Das dankbare Lächeln, das plötzlich Laties Gesicht überzog, war ein Geschenk. »Es mag mich.«
»Es mag auch gekrault werden. So«, sagte Ayla und zeigte dem Kind die Stellen, wo es das Füllen besonders juckte.
Renner war begeistert über die Aufmerksamkeit, die ihm zuteil wurde, und zeigte das. Latie wiederum war außer sich vor Freude. Das Fohlen hatte sie vom ersten Augenblick an angezogen. Ayla wandte den beiden den Rücken zu, um Jondalar zu helfen, und merkte nicht, daß noch ein Kind näher kam. Als sie sich wieder umdrehte, stockte ihr der Atem, und sie spürte, wie ihr alles Blut aus dem Gesicht wich.

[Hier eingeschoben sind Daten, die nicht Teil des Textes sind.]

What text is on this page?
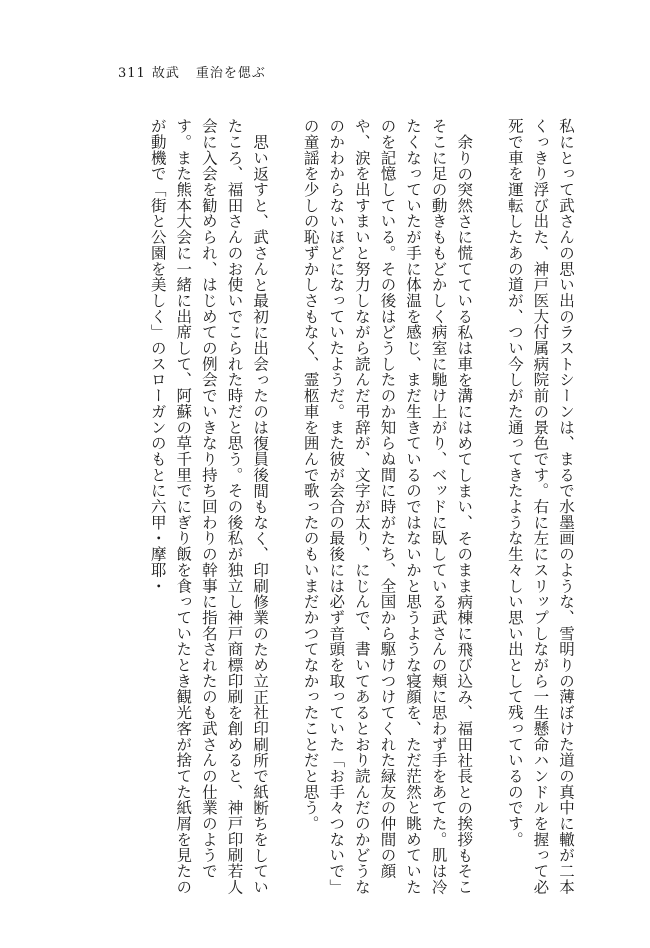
311 故武 重治を偲ぶ

私にとって武さんの思い出のラストシーンは、まるで水墨画のような、雪明りの薄ぼけた道の真中に轍が二本くっきり浮び出た、神戸医大付属病院前の景色です。右に左にスリップしながら一生懸命ハンドルを握って必死で車を運転したあの道が、つい今しがた通ってきたような生々しい思い出として残っているのです。

余りの突然さに慌てている私は車を溝にはめてしまい、そのまま病棟に飛び込み、福田社長との挨拶もそこそこに足の動きももどかしく病室に馳け上がり、ベッドに臥している武さんの頬に思わず手をあてた。肌は冷たくなっていたが手に体温を感じ、まだ生きているのではないかと思うような寝顔を、ただ茫然と眺めていたのを記憶している。その後はどうしたのか知らぬ間に時がたち、全国から駆けつけてくれた緑友の仲間の顔や、涙を出すまいと努力しながら読んだ弔辞が、文字が太り、にじんで、書いてあるとおり読んだのかどうなのかわからないほどになっていたようだ。また彼が会合の最後には必ず音頭を取っていた「お手々つないで」の童謡を少しの恥ずかしさもなく、霊柩車を囲んで歌ったのもいまだかつてなかったことだと思う。

思い返すと、武さんと最初に出会ったのは復員後間もなく、印刷修業のため立正社印刷所で紙断ちをしていたころ、福田さんのお使いでこられた時だと思う。その後私が独立し神戸商標印刷を創めると、神戸印刷若人会に入会を勧められ、はじめての例会でいきなり持ち回わりの幹事に指名されたのも武さんの仕業のようです。また熊本大会に一緒に出席して、阿蘇の草千里でにぎり飯を食っていたとき観光客が捨てた紙屑を見たのが動機で「街と公園を美しく」のスローガンのもとに六甲・摩耶・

»Darf auch Rydag das Pferd anfassen?« fragte Latie. »Er kann nicht sprechen, aber ich weiß, er möchte es gern.« Alle Leute reagierten überrascht auf Rydag. Das war Latie gewohnt.
»Jondalar!« Heiser und mit unterdrückter Stimme rief Ayla nach ihm.
»Das Kind – es könnte mein Sohn sein. Es sieht aus wie Durc!«
Er drehte sich um und war wie vor den Kopf geschlagen. Vor ihm stand ein Kind von gemischten Geistern.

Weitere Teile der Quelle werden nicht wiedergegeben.